Rimer was the first woman and behavioral scientist to lead the National Cancer Advisory Board and was elected to the National Academy of Medicine in 2008. President Obama appointed her to chair the President’s Cancer Panel, which she did from 2011 to 2019. She has received numerous national awards and honors, including the National Institute of Health (NIH) Director’s Award in 2000 and the American Cancer Society’s Medal of Honor in 2013.

Currently, she serves on the Scientific Committee of Cancer Grand Challenges, an effort of Cancer Research UK and the National Cancer Institute — the two largest funders of cancer research in the world — to empower interdisciplinary global teams to make progress against cancer. She is also part of the Lancet Commission on Evidence-based Implementation in Global Health and a founding member of the Salem Academy and College President’s Advisory Council.

“I am honored, humbled and grateful for this recognition by ASPPH, the premier organization representing schools and programs of public health,” said Rimer. “Academic public health is a lifesaving engine. I appreciate the nomination by my special Gillings colleagues.”

Early Career Research Excellence Award

This award is given annually to a full-time faculty member within 10 years of their last formal training from an ASPPH-member, Council on Education for Public Health-accredited school or program of public health.

Dr. Chantel L. Martin

Dr. Chantel L. Martin

In addition to her role at the Gillings School, Martin is a faculty fellow at the Carolina Population Center and co-director of cardiopulmonary research at the UNC-Chapel Hill Center for Environmental Health and Susceptibility.

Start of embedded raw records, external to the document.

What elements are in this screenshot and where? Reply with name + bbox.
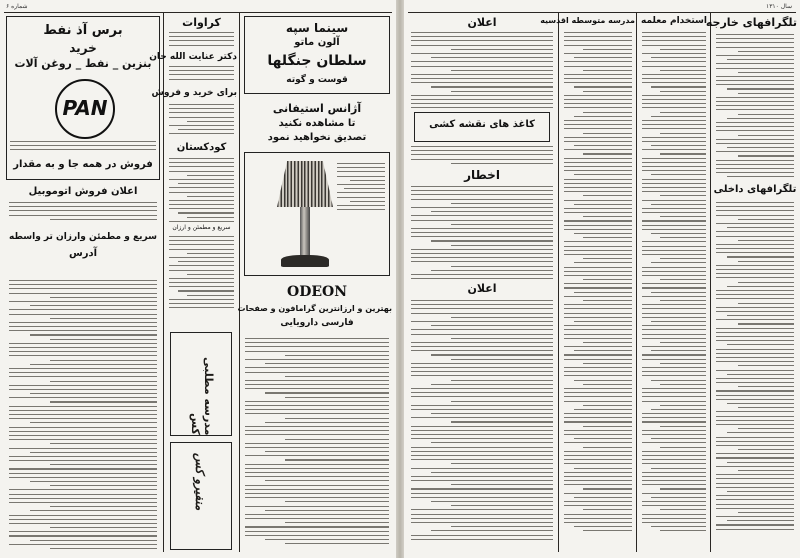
car-sale-title: اعلان فروش اتوموبیل [28,186,138,197]
domestic-telegrams-heading: تلگرافهای داخلی [713,184,797,195]
drafting-paper-heading: کاغذ های نقشه کشی [429,119,535,130]
drafting-paper-notice [414,112,550,142]
notice-heading: اعلان [467,16,497,29]
left-page [0,0,396,558]
teacher-column [639,14,709,552]
kindergarten-heading: کودکستان [176,142,227,153]
left-right-column [237,14,392,554]
transport-ad-address: آدرس [68,248,98,259]
car-sale-notice [6,186,160,224]
doctor-heading: دکتر عنایت الله خان [149,52,237,62]
oil-ad-footer: فروش در همه جا و به مقدار [13,159,153,170]
top-rule [4,12,392,13]
notice-heading-2: اعلان [467,282,497,295]
oil-ad-products: بنزین _ نفط _ روغن آلات [14,57,152,70]
odeon-tagline-2: فارسی دارویایی [280,318,354,328]
right-page [404,0,800,558]
cravat-heading: کراوات [182,16,221,29]
school-heading: مدرسه متوسطه اقدسیه [540,16,635,25]
telegrams-column [705,14,797,552]
shop-slogan-1: تا مشاهده نکنید [278,118,356,129]
left-folio: شماره ۶ [6,3,28,10]
pan-logo [55,79,115,139]
cinema-name: سینما سپه [285,21,349,35]
page-gutter [396,0,404,558]
film-prefix: آلون ماتو [294,37,340,48]
right-folio: سال ۱۳۱۰ [765,3,792,10]
column-rule [239,12,240,552]
oil-ad-buy: خرید [69,41,97,55]
shop-slogan-2: تصدیق نخواهید نمود [267,132,367,143]
signature-box [170,442,232,550]
teacher-heading: استخدام معلمه [641,16,707,26]
column-rule [558,12,559,552]
film-cast: قوست و گوته [286,75,348,85]
oil-ad-body [10,141,156,154]
vertical-notice-box [170,332,232,436]
transport-advertisement [6,232,160,272]
small-ad-line: سریع و مطمئن و ارزان [172,224,231,231]
oil-advertisement [6,16,160,180]
vertical-notice-text: مدرسه مطلبی کس [189,356,215,435]
school-column [540,14,635,552]
transport-ad-title: سریع و مطمئن وارزان تر واسطه [9,232,157,242]
lamp-advertisement [244,152,390,276]
left-middle-column [149,14,237,554]
telegrams-heading: تلگرافهای خارجه [705,16,797,29]
odeon-brand: ODEON [287,284,347,300]
column-rule [636,12,637,552]
buy-sell-heading: برای خرید و فروش [151,88,237,98]
signature-text: منفیرو کس [193,453,207,511]
column-rule [710,12,711,552]
left-lower-column [6,280,160,552]
film-title: سلطان جنگلها [267,53,367,69]
oil-ad-title: برس آذ نفط [43,23,123,38]
odeon-tagline: بهترین و ارزانترین گرامافون و صفحات [237,304,392,313]
top-rule [408,12,796,13]
cinema-advertisement [244,16,390,94]
shop-name: آژانس استیفانی [272,102,362,115]
pan-logo-text: PAN [62,96,108,120]
warning-heading: اخطار [464,168,500,182]
notices-column [408,14,556,552]
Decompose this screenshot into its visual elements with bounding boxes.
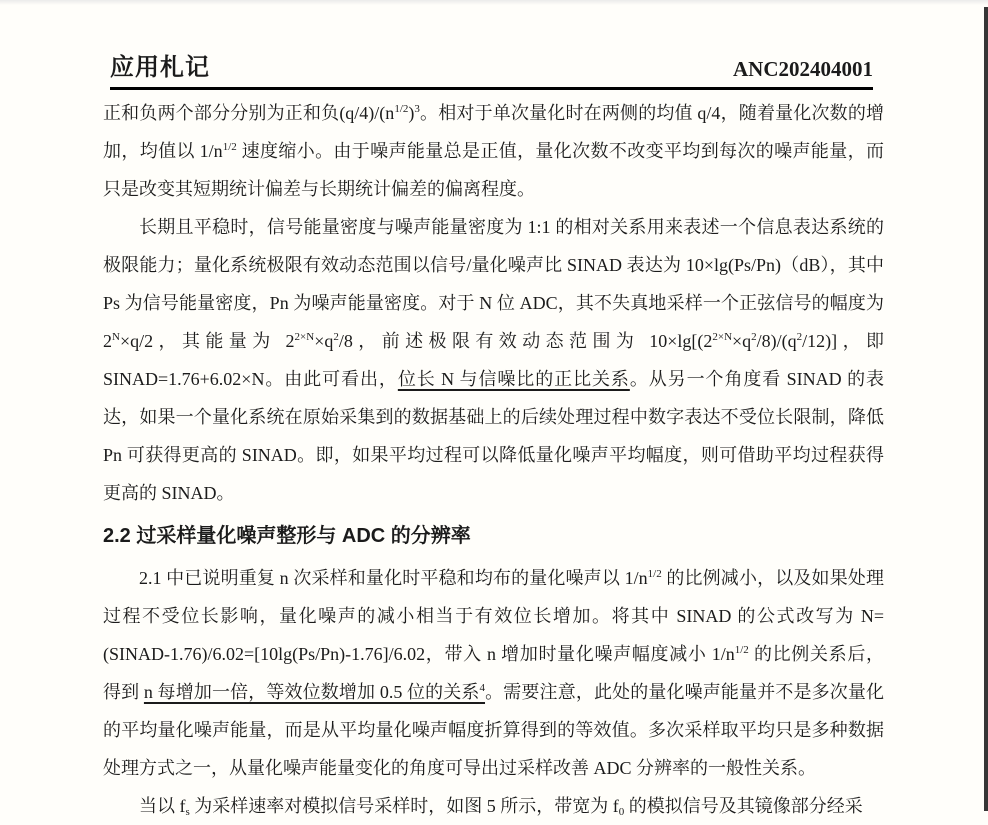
section-heading-2-2: 2.2 过采样量化噪声整形与 ADC 的分辨率 (103, 525, 471, 547)
page-top-edge (0, 0, 988, 5)
paragraph-sinad-definition: 长期且平稳时，信号能量密度与噪声能量密度为 1:1 的相对关系用来表述一个信息表达系统的极限能力；量化系统极限有效动态范围以信号/量化噪声比 SINAD 表达为 10×lg(Ps/Pn)（dB），其中 Ps 为信号能量密度，Pn 为噪声能量密度。对于 N 位 ADC，其不失真地采样一个正弦信号的幅度为 $2^N\times q/2$，其能量为 $2^{2\times N}\times q^2/8$，前述极限有效动态范围为 $10\times\lg[(2^{2\times N}\times q^2/8)/(q^2/12)]$，即 SINAD=1.76+6.02×N。由此可看出，位长 N 与信噪比的正比关系。从另一个角度看 SINAD 的表达，如果一个量化系统在原始采集到的数据基础上的后续处理过程中数字表达不受位长限制，降低 Pn 可获得更高的 SINAD。即，如果平均过程可以降低量化噪声平均幅度，则可借助平均过程获得更高的 SINAD。 (103, 217, 884, 503)
header-title: 应用札记 (110, 54, 210, 81)
window-right-edge (984, 7, 988, 811)
document-body (103, 94, 884, 825)
paragraph-quantization-noise: 正和负两个部分分别为正和负$(q/4)/(n^{1/2})^3$。相对于单次量化时在两侧的均值 q/4，随着量化次数的增加，均值以 $1/n^{1/2}$ 速度缩小。由于噪声能量总是正值，量化次数不改变平均到每次的噪声能量，而只是改变其短期统计偏差与长期统计偏差的偏离程度。 (103, 103, 885, 199)
page-header (110, 47, 873, 90)
header-doc-number: ANC202404001 (733, 57, 873, 81)
paragraph-oversampling-resolution: 2.1 中已说明重复 n 次采样和量化时平稳和均布的量化噪声以 $1/n^{1/2}$ 的比例减小，以及如果处理过程不受位长影响，量化噪声的减小相当于有效位长增加。将其中 SINAD 的公式改写为 N=(SINAD-1.76)/6.02=[10lg(Ps/Pn)-1.76]/6.02，带入 n 增加时量化噪声幅度减小 $1/n^{1/2}$ 的比例关系后，得到 n 每增加一倍，等效位数增加 0.5 位的关系$^4$。需要注意，此处的量化噪声能量并不是多次量化的平均量化噪声能量，而是从平均量化噪声幅度折算得到的等效值。多次采样取平均只是多种数据处理方式之一，从量化噪声能量变化的角度可导出过采样改善 ADC 分辨率的一般性关系。 (103, 568, 885, 778)
paragraph-sampling-rate-cutoff: 当以 $f_s$ 为采样速率对模拟信号采样时，如图 5 所示，带宽为 $f_0$ 的模拟信号及其镜像部分经采 (139, 796, 863, 818)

Her research program uses rigorous methodological and theoretical approaches to investigate the role of social and structural factors on racial disparities in chronic disease risk across the life course and how exposures in the social and physical environment become biologically embodied — or “get under the skin” — to impact chronic disease risk. Her interdisciplinary research aims to identify population-level intervention strategies to improve the health of racialized communities and ultimately eliminate health inequalities.

Martin has made significant contributions to the scientific community and built a thriving program in health disparities research. She currently leads multiple projects, including an R01 from the National Institute on Aging to investigate multiple domains of structural racism across the life course and inequalities in biological risk factors for Alzheimer’s Disease. She is a co-investigator on five additional NIH projects and has received multiple pilot awards to advance her interdisciplinary research program.

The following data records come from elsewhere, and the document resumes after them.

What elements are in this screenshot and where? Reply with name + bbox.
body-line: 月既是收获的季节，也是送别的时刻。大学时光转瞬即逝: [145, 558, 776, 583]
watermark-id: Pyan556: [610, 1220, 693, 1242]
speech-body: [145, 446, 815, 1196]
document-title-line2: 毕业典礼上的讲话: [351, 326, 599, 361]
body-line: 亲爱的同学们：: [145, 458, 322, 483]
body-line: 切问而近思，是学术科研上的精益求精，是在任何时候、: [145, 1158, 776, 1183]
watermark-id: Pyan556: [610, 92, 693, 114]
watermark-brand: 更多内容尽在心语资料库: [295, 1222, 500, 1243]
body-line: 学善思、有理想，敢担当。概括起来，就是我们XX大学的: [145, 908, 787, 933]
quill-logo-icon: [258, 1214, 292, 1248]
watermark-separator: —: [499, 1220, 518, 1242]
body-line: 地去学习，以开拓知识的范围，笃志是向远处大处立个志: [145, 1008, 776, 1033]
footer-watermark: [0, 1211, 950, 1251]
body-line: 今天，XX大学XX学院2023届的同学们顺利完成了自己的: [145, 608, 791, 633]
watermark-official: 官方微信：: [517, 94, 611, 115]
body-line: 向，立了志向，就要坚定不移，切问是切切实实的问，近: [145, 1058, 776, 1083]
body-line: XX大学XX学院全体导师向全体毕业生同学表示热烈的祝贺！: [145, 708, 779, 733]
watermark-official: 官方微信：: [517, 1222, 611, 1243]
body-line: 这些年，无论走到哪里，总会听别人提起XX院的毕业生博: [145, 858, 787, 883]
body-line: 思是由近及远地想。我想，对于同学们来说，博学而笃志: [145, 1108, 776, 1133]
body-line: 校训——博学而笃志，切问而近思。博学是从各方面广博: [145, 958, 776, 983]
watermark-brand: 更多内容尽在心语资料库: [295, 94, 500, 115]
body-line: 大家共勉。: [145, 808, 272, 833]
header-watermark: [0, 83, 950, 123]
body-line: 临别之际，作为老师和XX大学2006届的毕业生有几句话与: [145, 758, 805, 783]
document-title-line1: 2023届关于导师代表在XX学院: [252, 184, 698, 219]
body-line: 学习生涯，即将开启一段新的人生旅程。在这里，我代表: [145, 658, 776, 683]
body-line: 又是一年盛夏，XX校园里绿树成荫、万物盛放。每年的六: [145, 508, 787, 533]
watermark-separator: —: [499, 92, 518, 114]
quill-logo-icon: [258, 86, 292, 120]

Her innovative research program has led to more than 40 peer-reviewed publications in top public health, epidemiology and social sciences journals. In 2022, she received the Early Stage Investigator Award from the Academy of Behavioral Medicine and the Faculty Award for Excellence in Health Equity Research from UNC Gillings.

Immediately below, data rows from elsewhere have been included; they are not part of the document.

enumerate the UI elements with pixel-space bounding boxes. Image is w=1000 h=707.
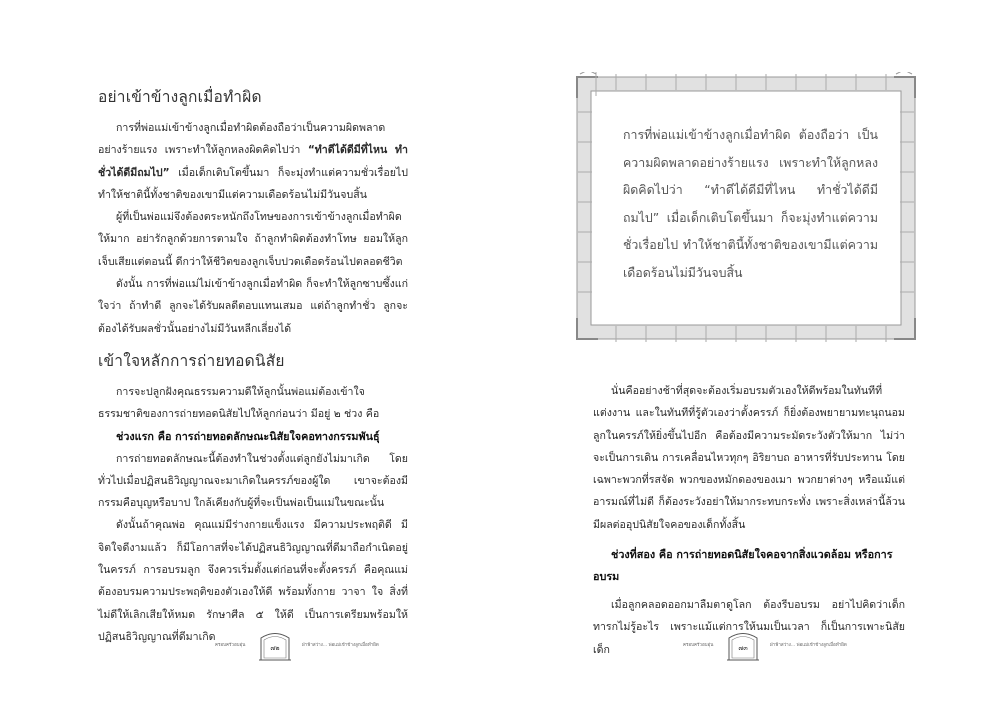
paragraph-1-text-a: การที่พ่อแม่เข้าข้างลูกเมื่อทำผิดต้องถือว่าเป็นความผิดพลาดอย่างร้ายแรง เพราะทำให้ลูกหลงผิดคิดไปว่า <box>98 122 386 157</box>
left-footer <box>215 628 415 662</box>
left-column <box>98 80 408 648</box>
right-paragraph-2: เมื่อลูกคลอดออกมาลืมตาดูโลก ต้องรีบอบรม อย่าไปคิดว่าเด็กทารกไม่รู้อะไร เพราะแม้แต่การให้นมเป็นเวลา ก็เป็นการเพาะนิสัยเด็ก <box>593 599 905 656</box>
paragraph-1-bold-quote: “ทำดีได้ดีมีที่ไหน ทำชั่วได้ดีมีถมไป” <box>98 144 408 179</box>
paragraph-5: การถ่ายทอดลักษณะนี้ต้องทำในช่วงตั้งแต่ลูกยังไม่มาเกิด โดยทั่วไปเมื่อปฏิสนธิวิญญาณจะมาเกิดในครรภ์ของผู้ใด เขาจะต้องมีกรรมคือบุญหรือบาป ใกล้เคียงกับผู้ที่จะเป็นพ่อเป็นแม่ในขณะนั้น <box>98 452 408 510</box>
section-heading-understand-inheritance: เข้าใจหลักการถ่ายทอดนิสัย <box>98 351 285 370</box>
paragraph-1 <box>98 117 408 206</box>
page-number: ๗๒ <box>270 644 280 652</box>
section-heading-dont-side-with-child: อย่าเข้าข้างลูกเมื่อทำผิด <box>98 88 262 106</box>
paragraph-2: ผู้ที่เป็นพ่อแม่จึงต้องตระหนักถึงโทษของการเข้าข้างลูกเมื่อทำผิดให้มาก อย่ารักลูกด้วยการตามใจ ถ้าลูกทำผิดต้องทำโทษ ยอมให้ลูกเจ็บเสียแต่ตอนนี้ ดีกว่าให้ชีวิตของลูกเจ็บปวดเดือดร้อนไปตลอดชีวิต <box>98 211 408 268</box>
paragraph-3: ดังนั้น การที่พ่อแม่ไม่เข้าข้างลูกเมื่อทำผิด ก็จะทำให้ลูกซาบซึ้งแก่ใจว่า ถ้าทำดี ลูกจะได้รับผลดีตอบแทนเสมอ แต่ถ้าลูกทำชั่ว ลูกจะต้องได้รับผลชั่วนั้นอย่างไม่มีวันหลีกเลี่ยงได้ <box>98 278 408 335</box>
footer-book-title: ครอบครัวอบอุ่น <box>683 643 714 648</box>
paragraph-1-text-b: เมื่อเด็กเติบโตขึ้นมา ก็จะมุ่งทำแต่ความชั่วเรื่อยไป ทำให้ชาตินี้ทั้งชาติของเขามีแต่ความเดือดร้อนไม่มีวันจบสิ้น <box>98 166 408 201</box>
page-number-badge <box>257 628 293 662</box>
right-column <box>593 380 905 661</box>
page-number-badge <box>725 628 761 662</box>
subheading-second-period: ช่วงที่สอง คือ การถ่ายทอดนิสัยใจคอจากสิ่งแวดล้อม หรือการอบรม <box>593 548 893 584</box>
subheading-first-period: ช่วงแรก คือ การถ่ายทอดลักษณะนิสัยใจคอทางกรรมพันธุ์ <box>116 429 380 443</box>
paragraph-4: การจะปลูกฝังคุณธรรมความดีให้ลูกนั้นพ่อแม่ต้องเข้าใจธรรมชาติของการถ่ายทอดนิสัยไปให้ลูกก่อนว่า มีอยู่ ๒ ช่วง คือ <box>98 385 380 421</box>
footer-book-title: ครอบครัวอบอุ่น <box>215 643 246 648</box>
footer-chapter-title: ฝ่าฟ้าสว่าง... พ่อแม่เข้าข้างลูกเมื่อทำผิด <box>770 643 847 648</box>
paragraph-6: ดังนั้นถ้าคุณพ่อ คุณแม่มีร่างกายแข็งแรง มีความประพฤติดี มีจิตใจดีงามแล้ว ก็มีโอกาสที่จะได้ปฏิสนธิวิญญาณที่ดีมาถือกำเนิดอยู่ในครรภ์ การอบรมลูก จึงควรเริ่มตั้งแต่ก่อนที่จะตั้งครรภ์ คือคุณแม่ต้องอบรมความประพฤติของตัวเองให้ดี พร้อมทั้งกาย วาจา ใจ สิ่งที่ไม่ดีให้เลิกเสียให้หมด รักษาศีล ๕ ให้ดี เป็นการเตรียมพร้อมให้ปฏิสนธิวิญญาณที่ดีมาเกิด <box>98 519 408 643</box>
right-footer <box>683 628 883 662</box>
footer-chapter-title: ฝ่าฟ้าสว่าง... พ่อแม่เข้าข้างลูกเมื่อทำผิด <box>302 643 379 648</box>
right-paragraph-1: นั่นคืออย่างช้าที่สุดจะต้องเริ่มอบรมตัวเองให้ดีพร้อมในทันทีที่แต่งงาน และในทันทีที่รู้ตัวเองว่าตั้งครรภ์ ก็ยิ่งต้องพยายามทะนุถนอมลูกในครรภ์ให้ยิ่งขึ้นไปอีก คือต้องมีความระมัดระวังตัวให้มาก ไม่ว่าจะเป็นการเดิน การเคลื่อนไหวทุกๆ อิริยาบถ อาหารที่รับประทาน โดยเฉพาะพวกที่รสจัด พวกของหมักดองของเมา พวกยาต่างๆ หรือแม้แต่อารมณ์ที่ไม่ดี ก็ต้องระวังอย่าให้มากระทบกระทั่ง เพราะสิ่งเหล่านี้ล้วนมีผลต่ออุปนิสัยใจคอของเด็กทั้งสิ้น <box>593 385 905 531</box>
framed-quote: การที่พ่อแม่เข้าข้างลูกเมื่อทำผิด ต้องถือว่า เป็นความผิดพลาดอย่างร้ายแรง เพราะทำให้ลูกหลงผิดคิดไปว่า “ทำดีได้ดีมีที่ไหน ทำชั่วได้ดีมีถมไป” เมื่อเด็กเติบโตขึ้นมา ก็จะมุ่งทำแต่ความชั่วเรื่อยไป ทำให้ชาตินี้ทั้งชาติของเขามีแต่ความเดือดร้อนไม่มีวันจบสิ้น <box>623 127 878 280</box>
page-number: ๗๓ <box>738 644 748 652</box>
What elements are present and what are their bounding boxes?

Martin’s highly successful research program has been instrumental in supporting the development of other early career researchers, postdoctoral fellows, and doctoral, master’s and undergraduate students. As evidenced by the many publications led by trainees in her research program, she is committed to mentoring the next generation of health disparities researchers. Her dedication to leadership in the field of health equity and inclusive excellence is further demonstrated by her teaching record: She was involved in the development of a required course for all incoming doctoral students in the Department of Epidemiology that introduces key concepts in conducting socially responsible epidemiologic research. In recognition of her high-quality instruction, Martin received the Gillings School’s Teaching Innovation Award in 2023.

“I am incredibly grateful to receive the esteemed ASPPH Early Career Research Excellence Award,” Martin said. “To be recognized by the association for my contributions to public health is an honor. I have been fortunate to have amazing mentors and outstanding trainees who have supported my research over the years — this recognition reflects the hard work of many, not just myself.”

Rimer, Martin and other 2024 awardees will be recognized at the Annual Meeting Awards Luncheon on March 21 in Arlington, Va.